That it should be RZA of all American hip-hop artists that deigns to look beyond the closed borders of the U.S. scene and embrace the talent of European artists is telling. It's an odd cultural insularity that has led successive generations of American hip-hop artists to give precisely not-two-shits about the music that comes from outside their communities.
But RZA, remember, is quite possibly the most influential producer of the 90s and he didn't get there by following the hip-hop herd. Innovation doesn't come without opening the receptors in the way that, say, Timbaland has to house, dancehall and Eastern rhythms or Roots Manuva has to German techno and dub. Both these artists and RZA have arrived at sounds that are uniquely their own. Arguably, the freedom to cut and paste your map of influence into something uniquely personal is one of the very principles that define 'hip-hop' as a loosely conceived 'state of mind'.
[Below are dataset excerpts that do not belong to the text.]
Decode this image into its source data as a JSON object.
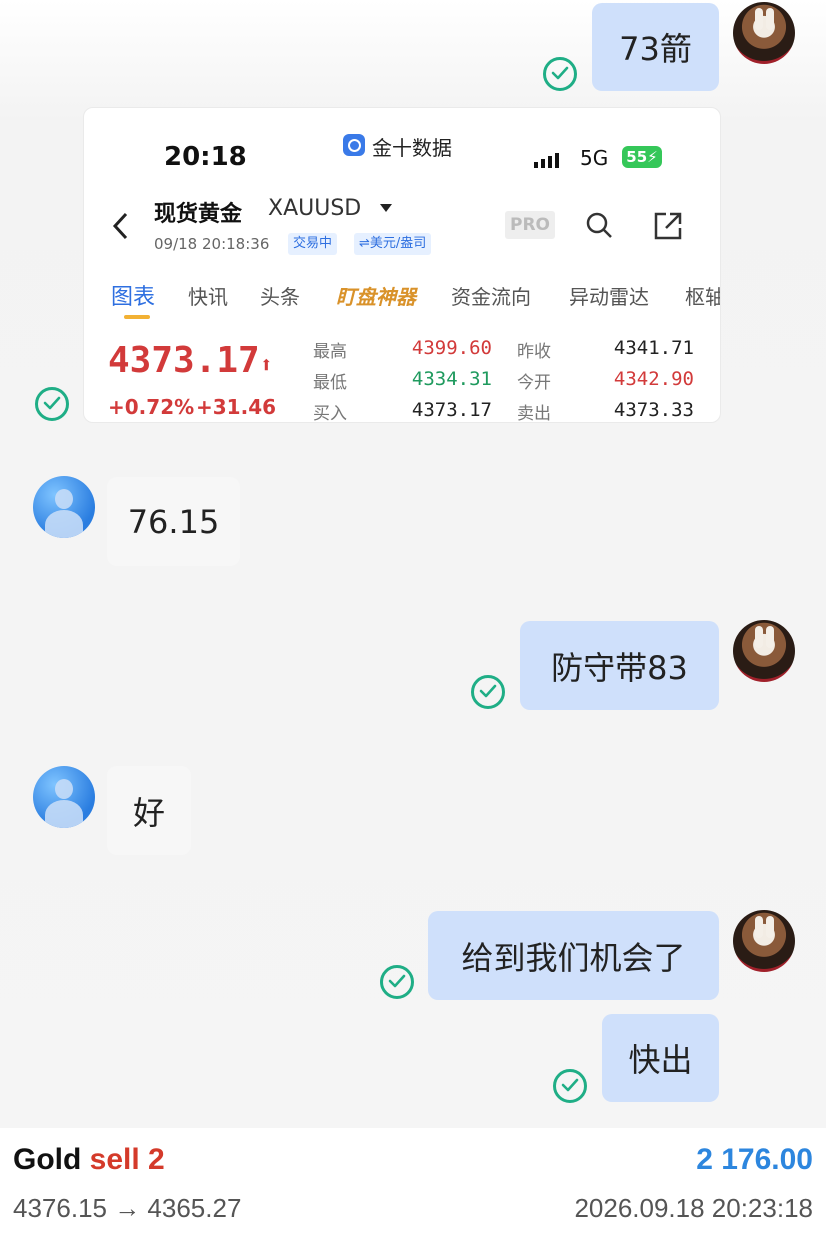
{
  "messages": {
    "m1": "73箭",
    "m2": "76.15",
    "m3": "防守带83",
    "m4": "好",
    "m5": "给到我们机会了",
    "m6": "快出"
  },
  "screenshot": {
    "time": "20:18",
    "app_name": "金十数据",
    "network": "5G",
    "battery": "55",
    "instrument_name": "现货黄金",
    "symbol": "XAUUSD",
    "datetime": "09/18 20:18:36",
    "status_tag": "交易中",
    "currency_tag": "⇌美元/盎司",
    "pro_label": "PRO",
    "tabs": [
      "图表",
      "快讯",
      "头条",
      "盯盘神器",
      "资金流向",
      "异动雷达",
      "枢轴"
    ],
    "price": "4373.17",
    "change_pct": "+0.72%",
    "change_abs": "+31.46",
    "quotes": {
      "high_label": "最高",
      "high": "4399.60",
      "low_label": "最低",
      "low": "4334.31",
      "buy_label": "买入",
      "buy": "4373.17",
      "prev_close_label": "昨收",
      "prev_close": "4341.71",
      "open_label": "今开",
      "open": "4342.90",
      "sell_label": "卖出",
      "sell": "4373.33"
    }
  },
  "footer": {
    "title_prefix": "Gold",
    "title_action": "sell 2",
    "amount": "2 176.00",
    "price_range": "4376.15 → 4365.27",
    "timestamp": "2026.09.18 20:23:18"
  },
  "colors": {
    "outgoing_bubble": "#cfe0fb",
    "incoming_bubble": "#f7f7f7",
    "check_green": "#1fae86",
    "price_red": "#d23a3a",
    "price_green": "#1f9a5e",
    "amount_blue": "#2d86de",
    "sell_red": "#d43a2a"
  }
}
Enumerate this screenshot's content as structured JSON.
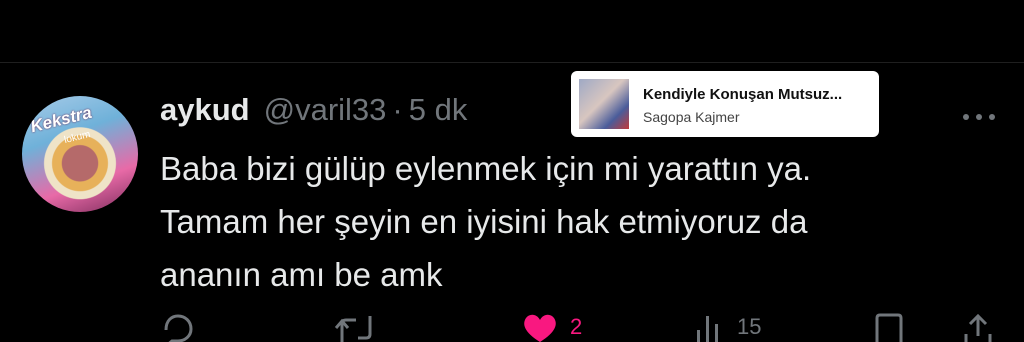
{
  "tweet": {
    "display_name": "aykud",
    "handle": "@varil33",
    "separator": "·",
    "time": "5 dk",
    "lines": [
      "Baba bizi gülüp eylenmek için mi yarattın ya.",
      "Tamam her şeyin en iyisini hak etmiyoruz da",
      "ananın amı be amk"
    ]
  },
  "avatar": {
    "brand": "Kekstra",
    "sub": "lokum"
  },
  "music": {
    "title": "Kendiyle Konuşan Mutsuz...",
    "artist": "Sagopa Kajmer"
  },
  "actions": {
    "likes": "2",
    "views": "15"
  },
  "colors": {
    "like": "#f91880",
    "muted": "#71767b",
    "text": "#e7e9ea",
    "background": "#000000"
  },
  "icons": [
    "reply-icon",
    "retweet-icon",
    "heart-icon",
    "views-icon",
    "bookmark-icon",
    "share-icon",
    "more-icon"
  ]
}
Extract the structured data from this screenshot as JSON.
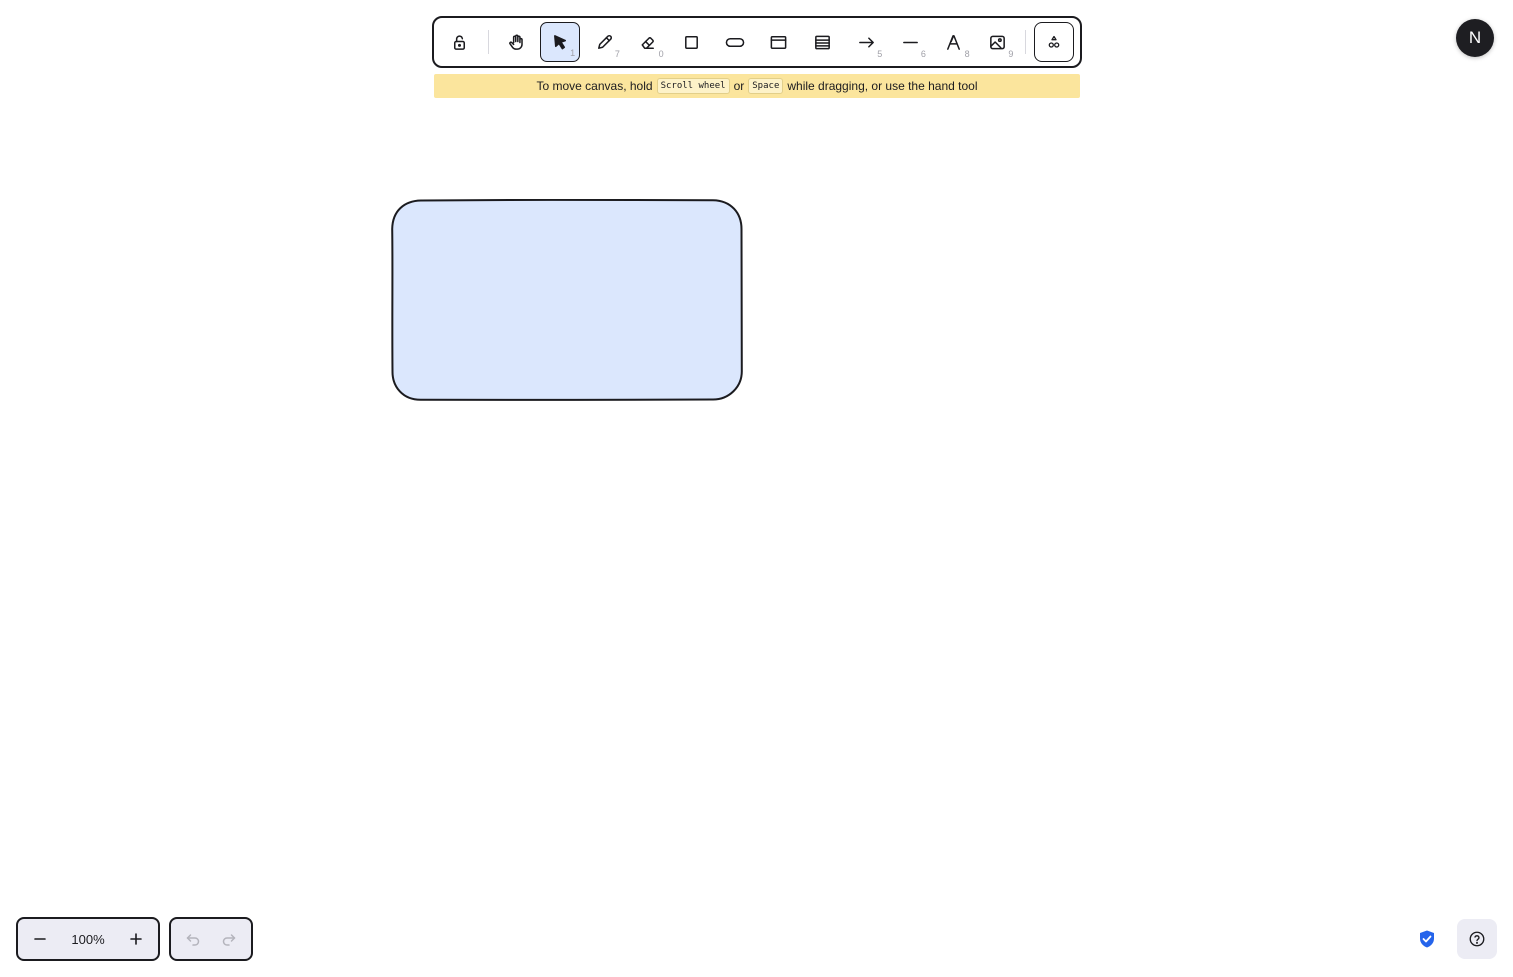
{
  "toolbar": {
    "tools": [
      {
        "name": "lock",
        "key": ""
      },
      {
        "name": "hand",
        "key": ""
      },
      {
        "name": "selection",
        "key": "1"
      },
      {
        "name": "freedraw",
        "key": "7"
      },
      {
        "name": "eraser",
        "key": "0"
      },
      {
        "name": "rectangle",
        "key": ""
      },
      {
        "name": "rounded-rectangle",
        "key": ""
      },
      {
        "name": "frame",
        "key": ""
      },
      {
        "name": "table",
        "key": ""
      },
      {
        "name": "arrow",
        "key": "5"
      },
      {
        "name": "line",
        "key": "6"
      },
      {
        "name": "text",
        "key": "8"
      },
      {
        "name": "image",
        "key": "9"
      },
      {
        "name": "more-tools",
        "key": ""
      }
    ],
    "active_tool": "selection",
    "active_color": "#dbe7fd"
  },
  "hint": {
    "prefix": "To move canvas, hold",
    "key1": "Scroll wheel",
    "middle": "or",
    "key2": "Space",
    "suffix": "while dragging, or use the hand tool",
    "background": "#fbe59d"
  },
  "avatar": {
    "initial": "N"
  },
  "canvas": {
    "shape": {
      "type": "rounded-rectangle",
      "fill": "#dbe7fd",
      "stroke": "#1b1b1f"
    }
  },
  "zoom": {
    "value": "100%"
  },
  "colors": {
    "accent": "#dbe7fd",
    "stroke": "#1b1b1f",
    "shield": "#2564eb"
  }
}
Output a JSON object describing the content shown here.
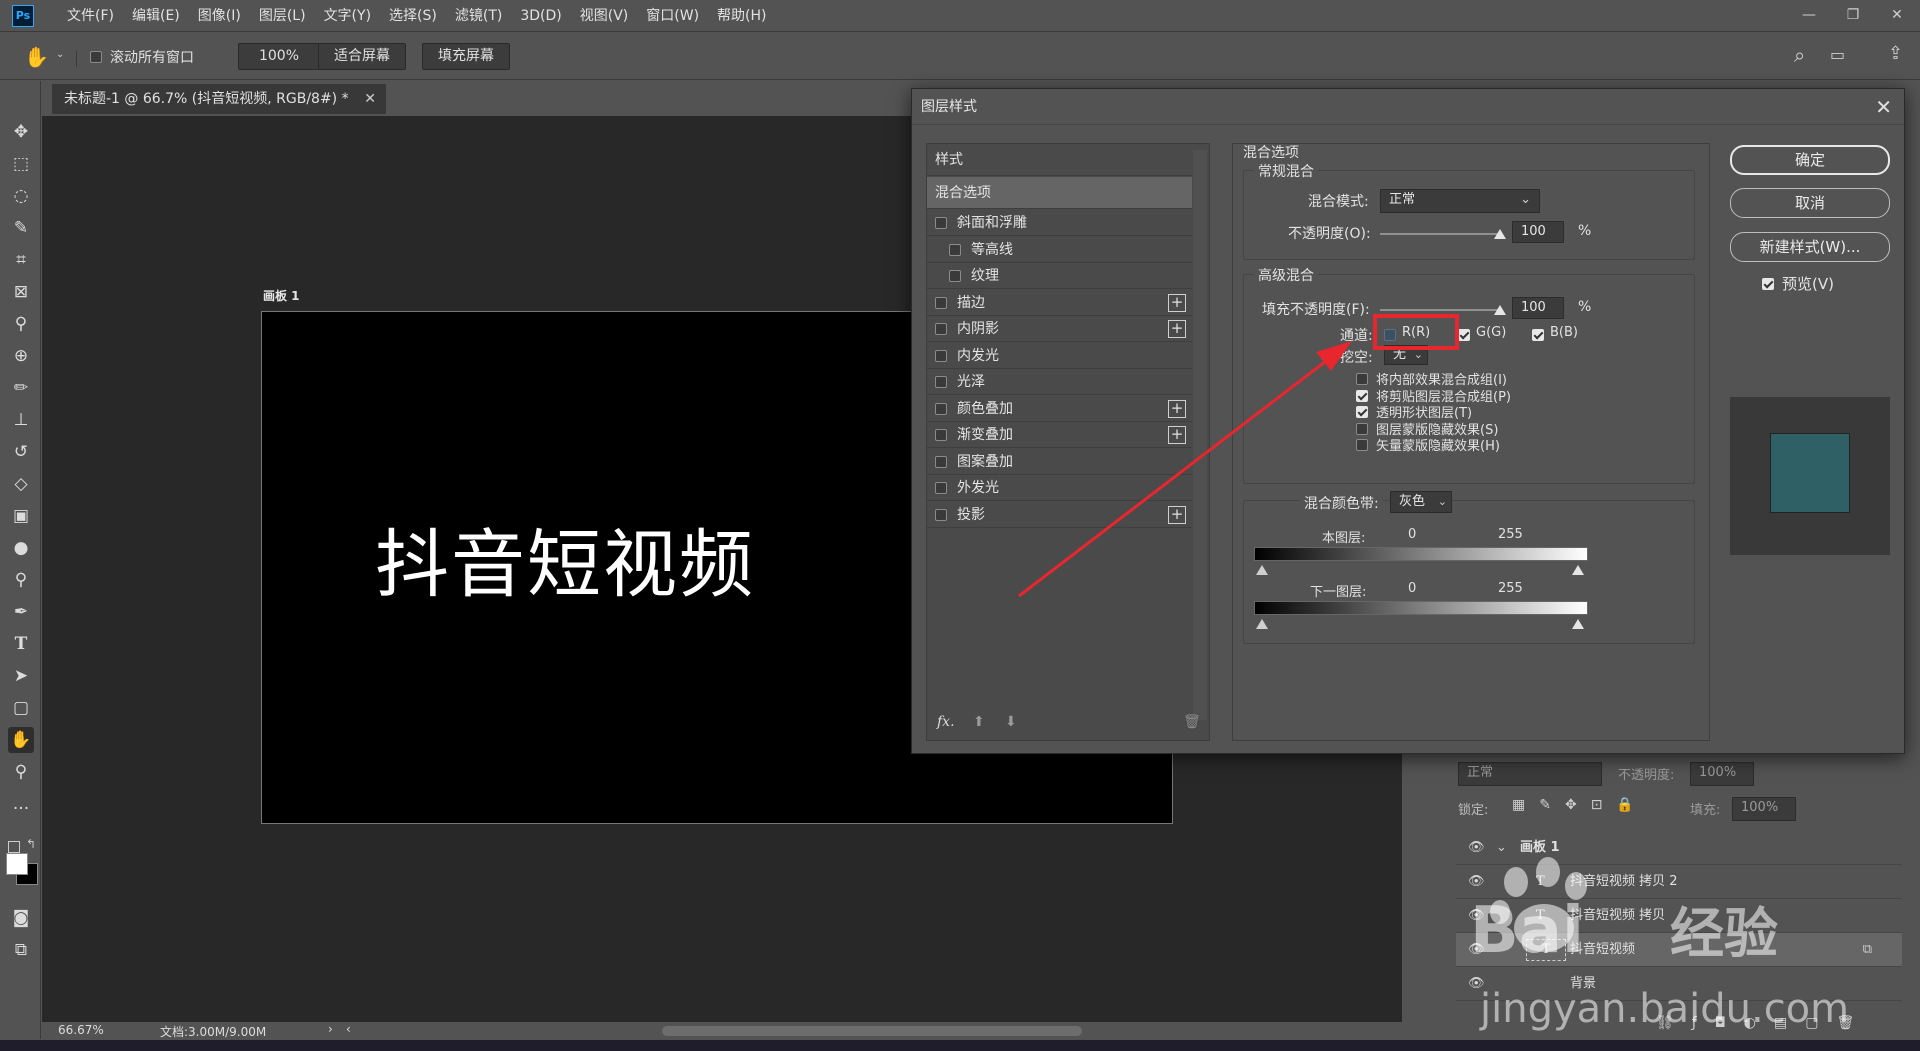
{
  "menubar": {
    "logo": "Ps",
    "items": [
      "文件(F)",
      "编辑(E)",
      "图像(I)",
      "图层(L)",
      "文字(Y)",
      "选择(S)",
      "滤镜(T)",
      "3D(D)",
      "视图(V)",
      "窗口(W)",
      "帮助(H)"
    ]
  },
  "options_bar": {
    "scroll_all": "滚动所有窗口",
    "zoom": "100%",
    "fit_screen": "适合屏幕",
    "fill_screen": "填充屏幕"
  },
  "document": {
    "tab_title": "未标题-1 @ 66.7% (抖音短视频, RGB/8#) *",
    "artboard_label": "画板 1",
    "artboard_text": "抖音短视频",
    "status_zoom": "66.67%",
    "status_doc": "文档:3.00M/9.00M"
  },
  "dialog": {
    "title": "图层样式",
    "styles_header": "样式",
    "blend_options": "混合选项",
    "effects": [
      {
        "label": "斜面和浮雕",
        "indent": false,
        "plus": false
      },
      {
        "label": "等高线",
        "indent": true,
        "plus": false
      },
      {
        "label": "纹理",
        "indent": true,
        "plus": false
      },
      {
        "label": "描边",
        "indent": false,
        "plus": true
      },
      {
        "label": "内阴影",
        "indent": false,
        "plus": true
      },
      {
        "label": "内发光",
        "indent": false,
        "plus": false
      },
      {
        "label": "光泽",
        "indent": false,
        "plus": false
      },
      {
        "label": "颜色叠加",
        "indent": false,
        "plus": true
      },
      {
        "label": "渐变叠加",
        "indent": false,
        "plus": true
      },
      {
        "label": "图案叠加",
        "indent": false,
        "plus": false
      },
      {
        "label": "外发光",
        "indent": false,
        "plus": false
      },
      {
        "label": "投影",
        "indent": false,
        "plus": true
      }
    ],
    "fx_label": "fx.",
    "section_title": "混合选项",
    "general_blend": "常规混合",
    "blend_mode_label": "混合模式:",
    "blend_mode_value": "正常",
    "opacity_label": "不透明度(O):",
    "opacity_value": "100",
    "percent": "%",
    "advanced_blend": "高级混合",
    "fill_opacity_label": "填充不透明度(F):",
    "fill_opacity_value": "100",
    "channels_label": "通道:",
    "channel_r": "R(R)",
    "channel_g": "G(G)",
    "channel_b": "B(B)",
    "knockout_label": "挖空:",
    "knockout_value": "无",
    "adv_options": [
      {
        "label": "将内部效果混合成组(I)",
        "checked": false
      },
      {
        "label": "将剪贴图层混合成组(P)",
        "checked": true
      },
      {
        "label": "透明形状图层(T)",
        "checked": true
      },
      {
        "label": "图层蒙版隐藏效果(S)",
        "checked": false
      },
      {
        "label": "矢量蒙版隐藏效果(H)",
        "checked": false
      }
    ],
    "blend_if_label": "混合颜色带:",
    "blend_if_value": "灰色",
    "this_layer": "本图层:",
    "underlying": "下一图层:",
    "range_low": "0",
    "range_high": "255",
    "ok": "确定",
    "cancel": "取消",
    "new_style": "新建样式(W)...",
    "preview": "预览(V)",
    "preview_color": "#2e6065"
  },
  "layers": {
    "mode": "正常",
    "opacity_label": "不透明度:",
    "opacity": "100%",
    "lock_label": "锁定:",
    "fill_label": "填充:",
    "fill": "100%",
    "rows": [
      "画板 1",
      "抖音短视频 拷贝 2",
      "抖音短视频 拷贝",
      "抖音短视频",
      "背景"
    ]
  },
  "annotation": {
    "highlight_color": "#e8262e"
  },
  "watermark": {
    "brand": "Bai",
    "brand2": "经验",
    "url": "jingyan.baidu.com"
  }
}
And, whilst the mid-nineties was the high-point of that roughly grouped 'Shaolin' style (the dark, dense ghetto music made not just by Wu-Tang but by acts like Mobb Deep and Onyx) there was a whole world of music outside of Staten Island and Queensbridge. Take a listen to Parisian hip-hop act NTM's classic '95 album 'Paris Sous Les Bombes', released in the same year as Reakwon's classic 'Cuban Linx', and you know that RZA has been listening to French hip-hop for a while.
Now, in the purity of its pristine isolation from the 'industry' and the 'popular', European hip-hop offers RZA an escape from the context in which he finds himself at home. In simple beats like 'Passaporto Per Resisere' and 'The North Sea' there's a freedom that he hasn't permitted himself since the Wu franchise turned 'pro' with 'Wu-Tang Forever' and 'Ironman'. A cynic might suggest that some of these beats probably date back to that time.
This sloppy creativity is both the album's strength and weakness - its creative impulse is unchecked and sprawling and the 19 tracks here offer little in the way of order and coherence. Working with the more established acts - Saian Supa Crew, IAM, Xavier Naidoo - there's a suspicion that RZA focuses too much on providing the appropriate sound rather than letting them stretch themselves to rise to his style. Blade, Skinnyman and Mr Tibbs' half-hearted rhymes on 'Boing, Boing' (a beat surely salvaged from the cutting room floor when 'Cuban Linx' was dusted down) suggest that at least some of the guests were so wowed by the opportunity that they went and blew it.
Ultimately, 'The World According To RZA' falls just short of the immense promise of the concept in part because of the usual poor quality control but also because, like other hip-hop producer projects (with the notable exception Pete Rock's 'Soul Survivor') the producer's sound gets stretched in too many directions as it races to accommodate the diverse styles of the guests.